Tara Wooters, a 39-year-old mother from Portland, Ore., told me that wearing a Hillary sticker around town has become an act of defiance. She recalls one young man telling her, "I'd rather vote for a black man than a menopausal woman."
"We don't hurl insulting, berating remarks at Obama supporters, or at Obama himself or his family," Debbie Head, a 40-year-old from Austin, Texas, complained to me.
Remember Peggy Agar? The women do. They can't stop talking about the Detroit TV reporter who asked Obama a serious question at a Chrysler factory -- "How are you going to help American autoworkers?" -- to which he answered, "Hold on a second, sweetie."
The women are angry at the ludicrous charges of racism leveled against Clinton by the Obama camp -- amplified in the supposedly respectable media -- and projected onto themselves.

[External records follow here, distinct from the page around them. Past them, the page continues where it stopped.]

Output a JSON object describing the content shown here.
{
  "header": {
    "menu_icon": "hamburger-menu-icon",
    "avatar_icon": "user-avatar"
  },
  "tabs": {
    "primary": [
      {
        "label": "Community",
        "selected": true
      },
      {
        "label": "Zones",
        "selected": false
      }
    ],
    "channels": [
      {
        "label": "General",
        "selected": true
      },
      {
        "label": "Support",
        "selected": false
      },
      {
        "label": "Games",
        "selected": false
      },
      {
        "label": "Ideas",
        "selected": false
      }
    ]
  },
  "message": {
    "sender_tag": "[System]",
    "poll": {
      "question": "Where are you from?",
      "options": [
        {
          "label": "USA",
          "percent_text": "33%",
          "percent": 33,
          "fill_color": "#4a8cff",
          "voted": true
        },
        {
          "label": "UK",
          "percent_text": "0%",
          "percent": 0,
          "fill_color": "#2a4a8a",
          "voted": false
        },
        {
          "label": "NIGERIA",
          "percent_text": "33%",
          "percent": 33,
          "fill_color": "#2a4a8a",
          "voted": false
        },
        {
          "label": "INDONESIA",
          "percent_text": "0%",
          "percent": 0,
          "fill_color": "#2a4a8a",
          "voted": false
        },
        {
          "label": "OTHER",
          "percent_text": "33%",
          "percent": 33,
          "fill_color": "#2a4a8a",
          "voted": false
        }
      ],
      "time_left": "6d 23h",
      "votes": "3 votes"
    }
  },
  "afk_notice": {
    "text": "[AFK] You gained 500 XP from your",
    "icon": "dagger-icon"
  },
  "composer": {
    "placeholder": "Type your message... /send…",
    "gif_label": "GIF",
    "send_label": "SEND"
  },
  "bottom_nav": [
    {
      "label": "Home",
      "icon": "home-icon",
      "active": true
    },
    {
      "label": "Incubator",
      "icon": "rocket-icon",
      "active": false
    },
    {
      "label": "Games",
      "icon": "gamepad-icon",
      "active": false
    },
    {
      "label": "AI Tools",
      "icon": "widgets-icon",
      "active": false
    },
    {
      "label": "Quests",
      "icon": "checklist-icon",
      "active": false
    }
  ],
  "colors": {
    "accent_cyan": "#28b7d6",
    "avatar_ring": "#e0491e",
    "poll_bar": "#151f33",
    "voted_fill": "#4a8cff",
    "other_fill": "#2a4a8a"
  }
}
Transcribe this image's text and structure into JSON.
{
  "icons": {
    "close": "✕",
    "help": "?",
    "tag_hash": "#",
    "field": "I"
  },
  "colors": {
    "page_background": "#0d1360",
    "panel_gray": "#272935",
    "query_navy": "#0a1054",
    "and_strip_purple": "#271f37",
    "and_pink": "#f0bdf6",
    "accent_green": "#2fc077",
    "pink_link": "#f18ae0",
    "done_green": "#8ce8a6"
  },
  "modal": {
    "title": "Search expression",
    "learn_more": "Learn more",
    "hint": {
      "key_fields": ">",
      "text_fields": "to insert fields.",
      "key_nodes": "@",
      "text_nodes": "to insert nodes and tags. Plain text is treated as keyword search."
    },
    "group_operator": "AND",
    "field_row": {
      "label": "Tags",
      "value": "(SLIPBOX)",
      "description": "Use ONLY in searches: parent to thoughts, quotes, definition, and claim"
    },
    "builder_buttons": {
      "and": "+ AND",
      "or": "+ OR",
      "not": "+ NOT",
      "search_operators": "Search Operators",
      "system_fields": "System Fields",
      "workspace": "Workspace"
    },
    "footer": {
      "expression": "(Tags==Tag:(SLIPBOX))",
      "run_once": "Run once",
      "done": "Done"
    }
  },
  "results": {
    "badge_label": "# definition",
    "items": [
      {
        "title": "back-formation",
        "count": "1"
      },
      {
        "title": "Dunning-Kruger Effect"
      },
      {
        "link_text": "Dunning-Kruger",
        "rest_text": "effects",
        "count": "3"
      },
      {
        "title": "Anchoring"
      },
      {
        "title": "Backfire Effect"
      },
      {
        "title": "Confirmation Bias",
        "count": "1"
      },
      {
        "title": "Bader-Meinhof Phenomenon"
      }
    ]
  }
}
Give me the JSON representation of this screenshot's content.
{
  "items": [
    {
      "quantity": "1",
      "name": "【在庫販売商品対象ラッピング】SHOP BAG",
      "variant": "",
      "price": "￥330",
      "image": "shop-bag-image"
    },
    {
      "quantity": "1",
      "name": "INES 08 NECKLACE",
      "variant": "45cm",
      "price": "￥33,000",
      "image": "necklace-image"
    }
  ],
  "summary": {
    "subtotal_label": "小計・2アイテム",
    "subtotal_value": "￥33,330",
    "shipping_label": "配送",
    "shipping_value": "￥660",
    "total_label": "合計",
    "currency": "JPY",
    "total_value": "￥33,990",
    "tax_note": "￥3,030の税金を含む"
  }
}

Jean B. Grillo, an "over 50" writer in lower Manhattan, was pretty straightforward: "I am so tired as a white, ultra-liberal, McGovern-voting, civil-rights marching, anti-war fighting highly educated professional woman who totally supports Hillary Clinton to be attacked and vilified as racist and or dumb."
Shauna Morris, a 44-year-old lawyer from Largo, Fla., told me, "I am upper-middle class, and I still can't stand him -- and it has nothing to do with race, believe me."
The women talk of being taken for granted by a party leadership that never spoke out on some of the outrageous Hillary bashing -- and despite the close race, joined the early rush to crown Obama.
"Many of us feel slighted," said Lynn Eyrich Harvey, 76, from Los Gatos, Calif. "We feel that years of supporting the party is unimportant, that we are to sit down and shut up -- but be sure to vote Democratic in November."
Passions can change, one supposes, but the women I hear from do not see the rampant sexism, particularly toward older women, as isolated gaffes but as a systemic dismissal of them -- an enormous voting bloc that has been reliably Democratic.
"How Obama's campaign has treated Hillary will not be forgotten," Janet Rogers, 55, who runs a Bed and Breakfast in Medina, Ohio, wrote me. "I will vote for McCain if Hillary is not the nominee. My husband and friends all feel the same way."
Indeed. McCain in '08 has suddenly become a more likely prospect.
COPYRIGHT 2008 THE PROVIDENCE JOURNAL CO.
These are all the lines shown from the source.